Она рассказывала, что некий молодой англичанин жаловался на трудности чтения шекспировского текста, архаичный язык и проч. "А я с Шекспира начала читать по-английски, это мой первый английский язык". Вспоминала, что, отыскав незнакомое слово в словаре, ставила против него точку; попав на него снова, вторую точку и т. д.: "семь точек значило, что слово надо учить наизусть". "Основную часть англичан и американцев я прочла в бессонницу тридцатых годов", – упомянула она однажды, Среди них были Джойс и Фолкнер. Читала она по-английски, почти не пользуясь словарем, а говорила с большими затруднениями, с остановками, ошибаясь в грамматике и в произношении. Сэр Исайя Берлин, слушавший, как она декламирует Байрона, пишет, что мог уловить всего несколько слов, и сравнивает это с современным чтением античных классиков, которое также едва ли было понятно их современникам. Однажды, желая сказать мне то, что не предназначалось для чужих ушей, и допуская, что за дверью нас может услышать человек, который знал французский, она неожиданно заговорила по-английски, я как-то ответил, следующие несколько фраз были произнесены также с напряжением, хотя и свободнее, эпизод закончился, тема разговора переменилась. Через некоторое время она сказала: "Мы с вами говорили, как два старых негра".

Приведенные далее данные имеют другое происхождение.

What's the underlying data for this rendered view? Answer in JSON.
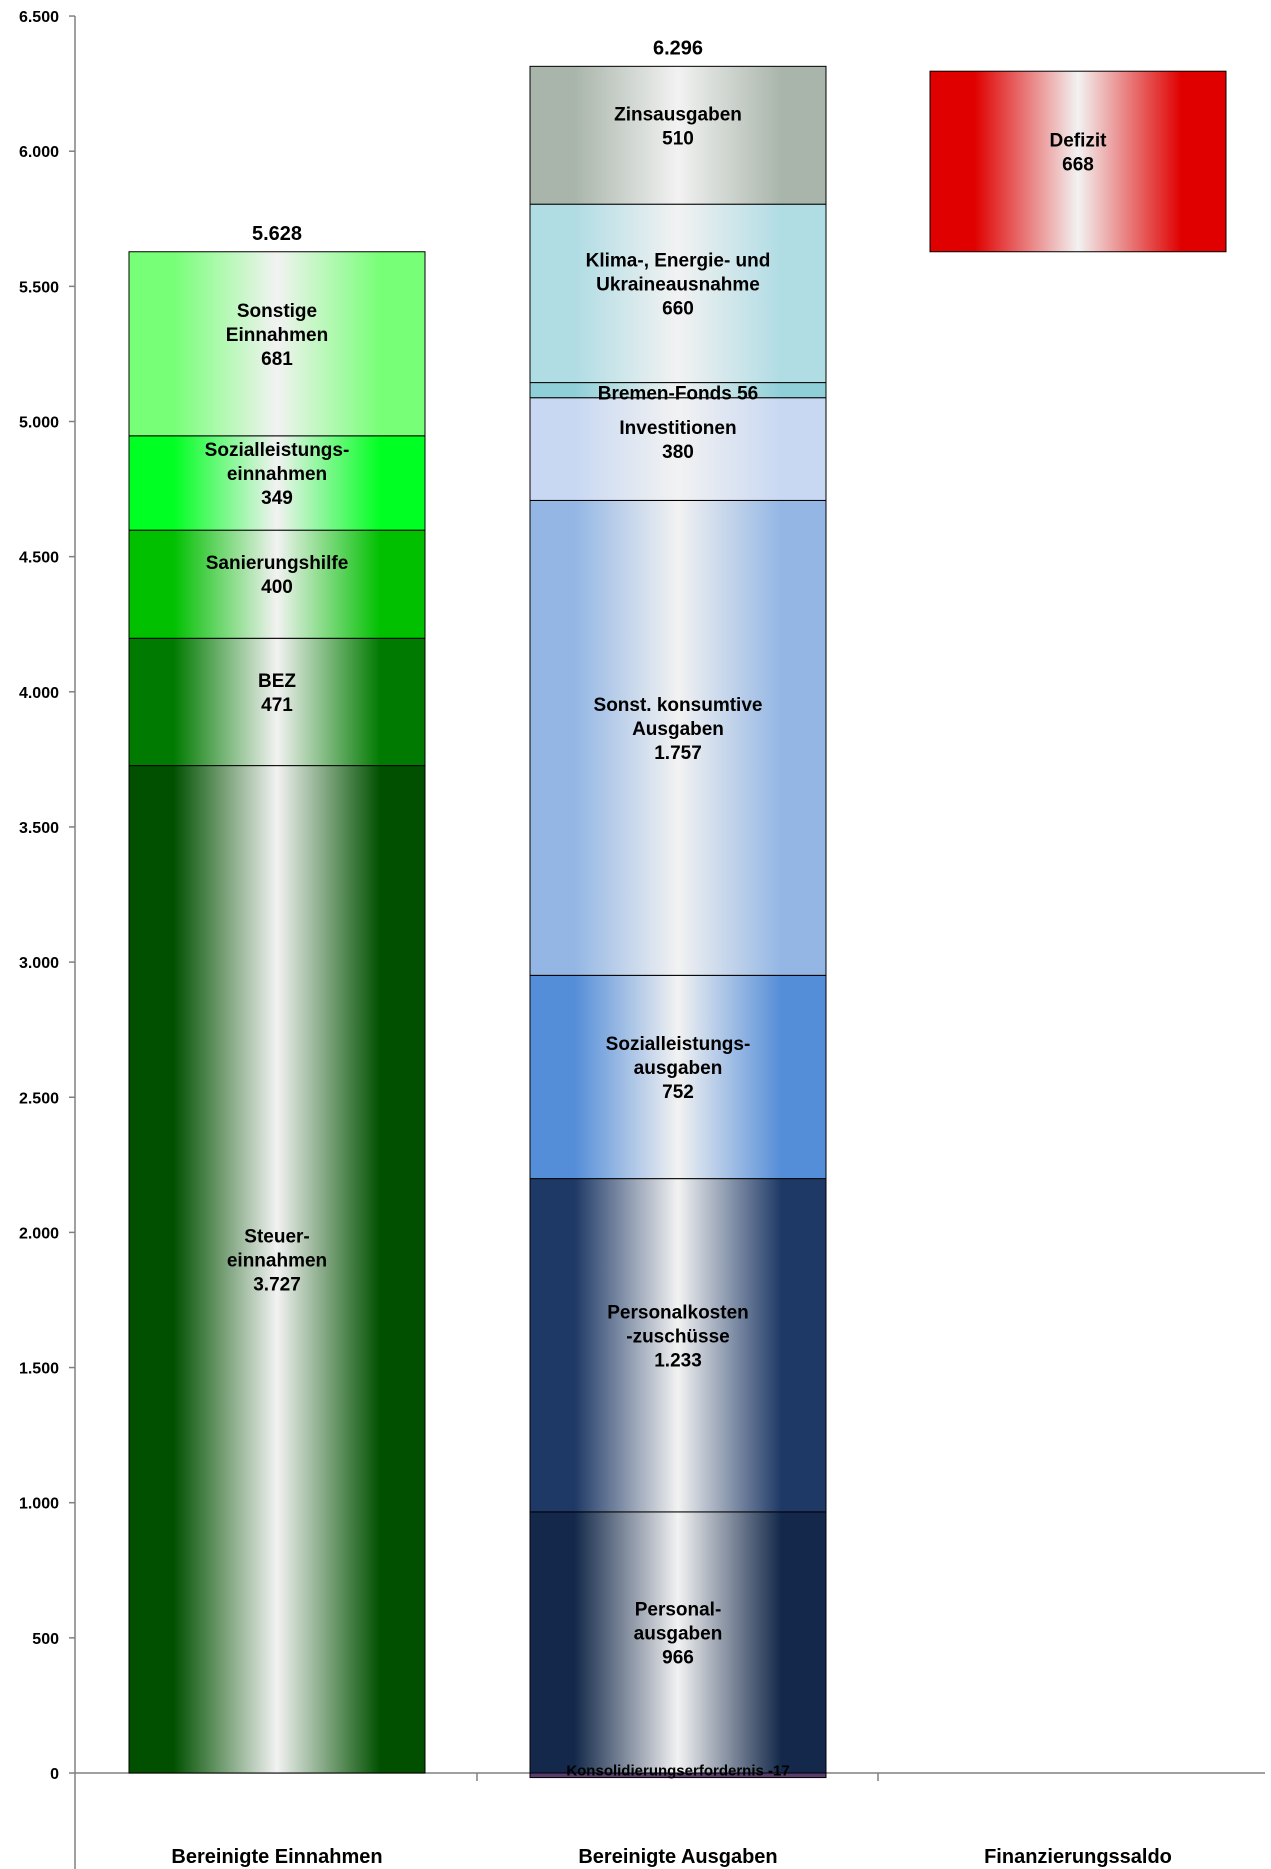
{
  "chart_data": {
    "type": "bar",
    "stacked": true,
    "ylim": [
      -500,
      6500
    ],
    "yticks": [
      6500,
      6000,
      5500,
      5000,
      4500,
      4000,
      3500,
      3000,
      2500,
      2000,
      1500,
      1000,
      500,
      0
    ],
    "ytick_labels": [
      "6.500",
      "6.000",
      "5.500",
      "5.000",
      "4.500",
      "4.000",
      "3.500",
      "3.000",
      "2.500",
      "2.000",
      "1.500",
      "1.000",
      "500",
      "0"
    ],
    "categories": [
      "Bereinigte Einnahmen",
      "Bereinigte Ausgaben",
      "Finanzierungssaldo"
    ],
    "bars": [
      {
        "category": "Bereinigte Einnahmen",
        "total_label": "5.628",
        "segments": [
          {
            "lines": [
              "Steuer-",
              "einnahmen",
              "3.727"
            ],
            "value": 3727,
            "color": "#005000"
          },
          {
            "lines": [
              "BEZ",
              "471"
            ],
            "value": 471,
            "color": "#007a00"
          },
          {
            "lines": [
              "Sanierungshilfe",
              "400"
            ],
            "value": 400,
            "color": "#00c000"
          },
          {
            "lines": [
              "Sozialleistungs-",
              "einnahmen",
              "349"
            ],
            "value": 349,
            "color": "#00ff22"
          },
          {
            "lines": [
              "Sonstige",
              "Einnahmen",
              "681"
            ],
            "value": 681,
            "color": "#77ff77"
          }
        ]
      },
      {
        "category": "Bereinigte Ausgaben",
        "total_label": "6.296",
        "negative_segment": {
          "label": "Konsolidierungserfordernis -17",
          "value": -17,
          "color": "#5a3c6e"
        },
        "segments": [
          {
            "lines": [
              "Personal-",
              "ausgaben",
              "966"
            ],
            "value": 966,
            "color": "#13284a"
          },
          {
            "lines": [
              "Personalkosten",
              "-zuschüsse",
              "1.233"
            ],
            "value": 1233,
            "color": "#1e3966"
          },
          {
            "lines": [
              "Sozialleistungs-",
              "ausgaben",
              "752"
            ],
            "value": 752,
            "color": "#548dd8"
          },
          {
            "lines": [
              "Sonst. konsumtive",
              "Ausgaben",
              "1.757"
            ],
            "value": 1757,
            "color": "#93b6e4"
          },
          {
            "lines": [
              "Investitionen",
              "380"
            ],
            "value": 380,
            "color": "#c8d8f2"
          },
          {
            "lines": [
              "Bremen-Fonds 56"
            ],
            "value": 56,
            "color": "#8fcfd8"
          },
          {
            "lines": [
              "Klima-, Energie- und",
              "Ukraineausnahme",
              "660"
            ],
            "value": 660,
            "color": "#b0dce4"
          },
          {
            "lines": [
              "Zinsausgaben",
              "510"
            ],
            "value": 510,
            "color": "#a9b5aa"
          }
        ]
      },
      {
        "category": "Finanzierungssaldo",
        "floating": true,
        "base": 5628,
        "segments": [
          {
            "lines": [
              "Defizit",
              "668"
            ],
            "value": 668,
            "color": "#e00000"
          }
        ]
      }
    ]
  }
}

Она находила пастернаковские переводы Шекспира более пригодными для театра, но отдавала предпочтение переводам Лозинского, адекватнее передающим "текст". О "Гамлете" говорила, что Призрак отца должен только мелькнуть на сцене, чтобы у зрителя осталось впечатление, будто ему показалось. В связи с этим заметила, что "вообще на сцене все должно каждую минуту меняться". Ее дневниковая запись "Найденная цитата в Гамлете (Frиre Berthold)" означает, если не ошибаюсь, что слова Клавдия:

...so, haply, slander,

Whose whisper o'er the world's diameter,

As level as the cannon to his blank

Transports his poison'd shot, may miss our name,

And hit the woundless air, -

(Акт IV, сцена 1)

(...тогда, возможно, клевета, чей шепоток сквозь поперечник земли, прицельно, как пушка в десятку, несет свое отравленное ядро, может пролететь мимо нашего имени и ударит в неуязвляемый воздух) – отозвались в пушкинском плане "Сцен из рыцарских времен" фразой "La piиce finit par des ruflexions – et par l'arrivйe de Faust sur la queue du diable (ducouverte de l'imprimerie, autre artillerie)" (Пьеса кончается рассуждениями – и прибытием Фауста на хвосте дьявола (изобретение книгопечатания – своего рода артиллерия). Тем самым книгопечатание, Фаустово изобретение которого приравнено здесь к изобретению монахом Бертольдом Шварцем пороха, уподобляется – через метафору– клевете.